The divergence is 3. And then I changed the coordinates to polar where $x=r\cos(\theta), y=r\sin(\theta), z=z$. The bounds are $0 \leq r \leq 2$ and $ 0 \leq \theta \leq 2\pi$ and $0 \leq z \leq 1$ And the area element is r so I get $\iiint_{V}3r \ d\theta dr dz = 12\pi$. But the answer is $8\pi$.
The surface of the cylinder consists of three parts: \begin{align} S_{\text{top}} = \{ (x, y, z) \in \mathbb R^3 : x^2 + y^2 < 4, z = 1 \}, \\ S_{\text{bottom}} = \{ (x, y, z) \in \mathbb R^3 : x^2 + y^2 < 4, z = 0 \}, \\ S_{\text{curved}} = \{ (x, y, z) \in \mathbb R^3 : x^2 + y^2 = 4, 0 \leq z \leq 1 \} . \end{align}
The question is asking you to compute $$ \iint_{S_{\text{curved}}} \mathbf F . d\mathbf A.$$
However, you have computed $$ \iiint_{V} \mathbf \nabla .\mathbf F \ dV,$$ which is equal to $$ \iint_{S_{\text{top}}} \mathbf F . d\mathbf A + \iint_{S_{\text{bottom}}} \mathbf F . d\mathbf A + \iint_{S_{\text{curved}}} \mathbf F . d\mathbf A.$$
So you probably want to compute $\iint_{S_{\text{top}}} \mathbf F . d\mathbf A$ and $\iint_{S_{\text{bottom}}} \mathbf F . d\mathbf A $, and subtract these from your answer for $ \iiint_{V} \mathbf \nabla .\mathbf F \ dV$.

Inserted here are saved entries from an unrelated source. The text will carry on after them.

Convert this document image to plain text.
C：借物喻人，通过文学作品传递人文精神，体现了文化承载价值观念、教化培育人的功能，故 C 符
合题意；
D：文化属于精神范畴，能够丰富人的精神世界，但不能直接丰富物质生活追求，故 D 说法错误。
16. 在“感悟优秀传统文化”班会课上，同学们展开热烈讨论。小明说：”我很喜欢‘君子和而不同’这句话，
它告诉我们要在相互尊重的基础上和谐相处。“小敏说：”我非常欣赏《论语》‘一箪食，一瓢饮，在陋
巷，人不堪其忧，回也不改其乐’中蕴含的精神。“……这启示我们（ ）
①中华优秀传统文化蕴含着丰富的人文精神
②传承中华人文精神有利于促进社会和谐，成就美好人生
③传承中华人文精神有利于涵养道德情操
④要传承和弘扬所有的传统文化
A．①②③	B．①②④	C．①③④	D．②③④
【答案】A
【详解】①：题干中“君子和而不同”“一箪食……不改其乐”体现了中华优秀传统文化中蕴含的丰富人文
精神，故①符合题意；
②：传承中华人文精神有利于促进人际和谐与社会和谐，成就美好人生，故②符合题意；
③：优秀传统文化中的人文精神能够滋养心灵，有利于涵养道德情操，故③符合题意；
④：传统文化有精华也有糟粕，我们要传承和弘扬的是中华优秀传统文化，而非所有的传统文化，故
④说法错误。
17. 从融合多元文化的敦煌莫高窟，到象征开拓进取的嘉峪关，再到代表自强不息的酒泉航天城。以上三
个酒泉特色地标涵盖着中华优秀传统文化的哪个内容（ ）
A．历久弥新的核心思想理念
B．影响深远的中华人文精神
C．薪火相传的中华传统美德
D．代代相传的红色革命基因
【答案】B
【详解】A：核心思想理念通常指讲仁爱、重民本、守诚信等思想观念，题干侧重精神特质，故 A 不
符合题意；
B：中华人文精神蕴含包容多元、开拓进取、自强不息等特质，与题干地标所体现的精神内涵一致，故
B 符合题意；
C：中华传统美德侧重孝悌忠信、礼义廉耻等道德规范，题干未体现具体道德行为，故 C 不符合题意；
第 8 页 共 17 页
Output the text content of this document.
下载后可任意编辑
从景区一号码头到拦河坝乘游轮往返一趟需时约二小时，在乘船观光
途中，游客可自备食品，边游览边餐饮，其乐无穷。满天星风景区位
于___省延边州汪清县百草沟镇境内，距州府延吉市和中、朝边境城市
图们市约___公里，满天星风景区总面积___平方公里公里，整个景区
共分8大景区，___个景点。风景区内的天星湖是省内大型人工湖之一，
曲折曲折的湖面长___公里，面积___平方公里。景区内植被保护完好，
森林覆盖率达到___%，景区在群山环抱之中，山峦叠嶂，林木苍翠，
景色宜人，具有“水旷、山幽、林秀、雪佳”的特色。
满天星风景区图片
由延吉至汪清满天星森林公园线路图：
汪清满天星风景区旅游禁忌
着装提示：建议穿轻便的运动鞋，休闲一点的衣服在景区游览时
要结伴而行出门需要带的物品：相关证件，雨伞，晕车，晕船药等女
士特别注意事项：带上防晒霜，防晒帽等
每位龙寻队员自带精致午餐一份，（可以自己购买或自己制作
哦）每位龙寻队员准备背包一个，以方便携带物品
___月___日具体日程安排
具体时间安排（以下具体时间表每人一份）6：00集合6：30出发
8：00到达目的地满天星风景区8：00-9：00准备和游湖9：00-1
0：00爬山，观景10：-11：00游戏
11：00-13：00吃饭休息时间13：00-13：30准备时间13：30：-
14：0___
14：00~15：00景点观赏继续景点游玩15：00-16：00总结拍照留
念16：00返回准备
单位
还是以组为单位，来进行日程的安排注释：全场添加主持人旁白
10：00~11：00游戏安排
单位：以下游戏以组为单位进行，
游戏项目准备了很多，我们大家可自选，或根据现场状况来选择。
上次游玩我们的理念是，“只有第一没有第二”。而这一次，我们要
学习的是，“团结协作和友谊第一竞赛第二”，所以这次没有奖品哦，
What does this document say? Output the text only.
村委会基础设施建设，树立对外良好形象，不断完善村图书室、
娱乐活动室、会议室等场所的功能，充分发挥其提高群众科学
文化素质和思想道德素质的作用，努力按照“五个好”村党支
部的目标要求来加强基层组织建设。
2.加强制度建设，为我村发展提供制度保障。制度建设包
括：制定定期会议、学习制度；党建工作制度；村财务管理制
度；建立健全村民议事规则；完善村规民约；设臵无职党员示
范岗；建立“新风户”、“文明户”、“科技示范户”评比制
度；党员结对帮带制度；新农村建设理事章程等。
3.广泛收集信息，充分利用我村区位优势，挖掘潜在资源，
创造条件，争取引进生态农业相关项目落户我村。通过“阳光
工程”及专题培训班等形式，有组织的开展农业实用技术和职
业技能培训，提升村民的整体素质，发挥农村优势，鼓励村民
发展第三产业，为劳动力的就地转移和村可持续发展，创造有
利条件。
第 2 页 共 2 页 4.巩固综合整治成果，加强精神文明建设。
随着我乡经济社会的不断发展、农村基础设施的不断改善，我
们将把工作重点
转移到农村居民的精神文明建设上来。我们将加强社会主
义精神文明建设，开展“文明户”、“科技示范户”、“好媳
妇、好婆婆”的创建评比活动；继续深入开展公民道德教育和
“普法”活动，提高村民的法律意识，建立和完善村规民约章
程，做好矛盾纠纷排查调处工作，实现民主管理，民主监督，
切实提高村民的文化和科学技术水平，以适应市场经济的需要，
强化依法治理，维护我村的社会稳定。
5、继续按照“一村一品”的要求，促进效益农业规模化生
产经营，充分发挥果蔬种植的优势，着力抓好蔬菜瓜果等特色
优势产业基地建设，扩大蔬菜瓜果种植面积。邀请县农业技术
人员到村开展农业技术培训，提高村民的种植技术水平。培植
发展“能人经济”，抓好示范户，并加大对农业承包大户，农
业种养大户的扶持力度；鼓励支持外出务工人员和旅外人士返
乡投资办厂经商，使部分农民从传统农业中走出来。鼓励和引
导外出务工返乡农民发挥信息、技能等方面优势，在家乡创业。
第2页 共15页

You should find that $$ \iint_{S_{\text{top}}} \mathbf F . d\mathbf A = \iint_{x^2 + y^2 < 4 } 1 \ dx dy = 4\pi$$ and $$ \iint_{S_{\text{top}}} \mathbf F . d\mathbf A = \iint_{x^2 + y^2 < 4} 0 \ dxdy = 0.$$
I hope you can fill in the details.